The climactic scenes in Budapest were inspired by a visit Pym took to the city with her sister Hilary in 1935.

===Gervase and Flora===
Pym wrote Gervase and Flora in 1938. The novel is set in Finland, and tells the story of two young English people living in or visiting the country. It was based on the experience of Henry Harvey, a man with whom Pym had had a relationship during the 1930s, and with whom she regularly exchanged letters. Pym finished the draft of the novel; however, when she learned that Harvey had married in late 1938, she put it aside, not wanting to work on it further due to her strong feelings.

Pym did not title the novel; this was done by Holt after Pym's death. The completed manuscript was 216 pages; however, the volume only includes polished excerpts, rendering this a novella.

==="Home Front Novel"===
Pym wrote this unfinished, untitled novel in 1939. After studying at St Hilda's College, Oxford, Pym had returned home to Oswestry to live with her parents. She participated in voluntary work before and during the commencement of World War II. The novel chronicles life in a village during 1939, based on Pym's own experiences as she was writing. Pym abandoned the manuscript to write Crampton Hodnet in 1940, and was then distracted by her war service, leaving the manuscript unfinished. In the 1960s, she considered updating the manuscript, since she thought its wartime setting might be attractive to publishers, but ultimately did no more work on it.

The incomplete manuscript is 195 pages; however, this volume only includes polished excerpts from it.

===So Very Secret===
Pym's only spy novel, So Very Secret features an ordinary unmarried woman, Cassandra Swan, whose father had been an Anglican vicar. When Cassandra's friend Harriet disappears while staying with her, Cassandra discovers that her friend did secret work for the Foreign Office, and sets out to find her, becoming entangled in an espionage plot amongst the usual Pym cast of priests and academics. Pym wrote the novel while living in Oswestry in 1940 and 1941. However, she found herself struggling with the need for such a strong plot, writing in a letter that "I don't quite know what I'm driving at". It was the observational humour that was most notable about the text. Pym completed the first draft; however, she had to register for war work in October 1941, and had no more time to write during the war.

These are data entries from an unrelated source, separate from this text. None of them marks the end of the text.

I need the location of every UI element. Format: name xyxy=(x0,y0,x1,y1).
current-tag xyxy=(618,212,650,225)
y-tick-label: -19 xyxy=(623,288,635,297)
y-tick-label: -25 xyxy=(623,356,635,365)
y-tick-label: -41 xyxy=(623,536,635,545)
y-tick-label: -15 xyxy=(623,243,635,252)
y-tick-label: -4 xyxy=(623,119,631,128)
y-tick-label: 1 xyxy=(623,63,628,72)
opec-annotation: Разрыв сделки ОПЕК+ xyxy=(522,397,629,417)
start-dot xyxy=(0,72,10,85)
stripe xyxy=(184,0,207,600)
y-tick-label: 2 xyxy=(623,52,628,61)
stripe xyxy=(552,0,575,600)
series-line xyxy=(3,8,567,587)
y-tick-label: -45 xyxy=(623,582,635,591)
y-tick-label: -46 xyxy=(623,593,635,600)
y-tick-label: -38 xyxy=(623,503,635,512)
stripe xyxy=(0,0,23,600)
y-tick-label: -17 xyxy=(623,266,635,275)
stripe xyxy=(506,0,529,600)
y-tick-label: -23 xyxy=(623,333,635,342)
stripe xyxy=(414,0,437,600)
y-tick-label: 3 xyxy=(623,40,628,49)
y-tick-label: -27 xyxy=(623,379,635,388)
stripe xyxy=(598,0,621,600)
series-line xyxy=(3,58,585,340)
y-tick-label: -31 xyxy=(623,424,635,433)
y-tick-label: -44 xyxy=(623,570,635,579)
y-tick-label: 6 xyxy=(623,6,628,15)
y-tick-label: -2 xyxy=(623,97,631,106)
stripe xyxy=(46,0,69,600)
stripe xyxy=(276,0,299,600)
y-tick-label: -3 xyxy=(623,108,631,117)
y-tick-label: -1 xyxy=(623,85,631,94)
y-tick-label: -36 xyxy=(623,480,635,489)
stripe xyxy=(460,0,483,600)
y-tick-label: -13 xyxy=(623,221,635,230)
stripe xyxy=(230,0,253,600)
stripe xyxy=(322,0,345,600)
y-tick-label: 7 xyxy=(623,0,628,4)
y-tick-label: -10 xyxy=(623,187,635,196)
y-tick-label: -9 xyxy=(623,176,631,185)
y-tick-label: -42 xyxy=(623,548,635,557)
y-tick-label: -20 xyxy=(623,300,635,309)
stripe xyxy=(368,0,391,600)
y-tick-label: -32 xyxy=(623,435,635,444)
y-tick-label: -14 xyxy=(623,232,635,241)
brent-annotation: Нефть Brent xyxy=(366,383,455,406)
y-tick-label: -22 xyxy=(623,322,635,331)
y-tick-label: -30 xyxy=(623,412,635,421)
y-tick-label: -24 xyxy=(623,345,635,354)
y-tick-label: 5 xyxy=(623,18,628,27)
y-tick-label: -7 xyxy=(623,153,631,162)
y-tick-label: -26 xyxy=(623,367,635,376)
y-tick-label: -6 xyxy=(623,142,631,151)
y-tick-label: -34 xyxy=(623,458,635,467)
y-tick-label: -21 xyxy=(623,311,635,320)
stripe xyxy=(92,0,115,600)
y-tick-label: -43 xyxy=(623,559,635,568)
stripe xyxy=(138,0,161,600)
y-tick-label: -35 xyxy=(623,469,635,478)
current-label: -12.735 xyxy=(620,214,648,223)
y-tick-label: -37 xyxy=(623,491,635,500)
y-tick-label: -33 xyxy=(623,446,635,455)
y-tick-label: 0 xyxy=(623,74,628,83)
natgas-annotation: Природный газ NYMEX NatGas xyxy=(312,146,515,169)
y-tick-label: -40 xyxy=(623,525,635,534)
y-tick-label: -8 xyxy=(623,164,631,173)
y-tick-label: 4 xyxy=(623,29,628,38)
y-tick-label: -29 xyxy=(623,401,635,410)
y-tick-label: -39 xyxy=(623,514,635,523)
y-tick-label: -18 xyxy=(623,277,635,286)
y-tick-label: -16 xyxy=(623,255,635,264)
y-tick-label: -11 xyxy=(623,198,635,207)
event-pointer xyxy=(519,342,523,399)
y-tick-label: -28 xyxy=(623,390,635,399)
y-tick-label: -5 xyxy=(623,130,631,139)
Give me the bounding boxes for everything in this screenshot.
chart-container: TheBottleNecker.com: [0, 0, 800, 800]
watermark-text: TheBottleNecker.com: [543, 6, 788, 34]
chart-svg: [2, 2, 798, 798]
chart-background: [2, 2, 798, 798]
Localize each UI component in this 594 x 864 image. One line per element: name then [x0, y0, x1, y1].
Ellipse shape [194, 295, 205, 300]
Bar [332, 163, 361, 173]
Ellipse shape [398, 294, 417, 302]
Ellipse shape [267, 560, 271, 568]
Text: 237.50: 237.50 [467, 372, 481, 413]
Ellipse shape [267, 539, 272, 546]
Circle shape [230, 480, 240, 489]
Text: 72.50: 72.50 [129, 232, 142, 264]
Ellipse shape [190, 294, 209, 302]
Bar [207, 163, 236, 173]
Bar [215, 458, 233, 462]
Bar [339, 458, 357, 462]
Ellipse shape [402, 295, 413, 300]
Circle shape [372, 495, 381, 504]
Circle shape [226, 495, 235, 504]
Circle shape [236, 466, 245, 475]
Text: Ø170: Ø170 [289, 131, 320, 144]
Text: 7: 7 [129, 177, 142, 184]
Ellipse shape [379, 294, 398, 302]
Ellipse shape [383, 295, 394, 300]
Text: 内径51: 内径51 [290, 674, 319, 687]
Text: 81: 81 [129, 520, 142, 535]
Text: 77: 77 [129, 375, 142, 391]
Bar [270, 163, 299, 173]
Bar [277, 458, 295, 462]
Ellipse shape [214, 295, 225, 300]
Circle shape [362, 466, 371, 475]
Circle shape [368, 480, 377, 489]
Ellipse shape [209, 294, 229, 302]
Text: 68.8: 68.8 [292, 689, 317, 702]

The complete manuscript is 227 pages; however, this volume only includes polished excerpts. The story was adapted for BBC Radio 4 in 1998.

===Short stories===
This volume includes four of Pym's 27 short stories. Her complete manuscripts are collected in the archives at the Bodleian Library, but most were incomplete or not of a finished quality. Holt selected the strongest stories.

- So, Some Tempestuous Morn – unpublished short story from the 1950s. This features the characters of Miss Morrow and Miss Doggett, who had previously featured in the 1940 novel Crampton Hodnet (not published in Pym's lifetime), and would be resurrected for her third published novel, Jane and Prudence.
- The Christmas Visit – commissioned for The Church Times in December 1978. This story features the characters of Mark and Sophia Ainger, and their cat Faustina, who were the lead roles in Pym's novel An Unsuitable Attachment, which had been rejected for publication in 1963 and was only published after her death.
- Goodbye Balkan Capital – unpublished short story from 1941. Pym submitted the story to Penguin New Writing but it was rejected. It was inspired by a news article about life in Belgrade during the War.
- Across a Crowded Room – commissioned by The New Yorker in July 1979. This story includes an appearance by the American character Ned, who first appeared in Pym's 1978 novel The Sweet Dove Died.

===Finding a Voice===
A transcript of a radio talk given by Pym for BBC Radio 3 and transmitted on 4 April 1978. Pym discusses the circumstances of finding her authorial voice during her early success (1950–1961) and the challenge of being asked to change her voice, when her novels started being rejected by publishers in the 1960s. She also recounts her "rediscovery" in 1977, which led to her fame and international success.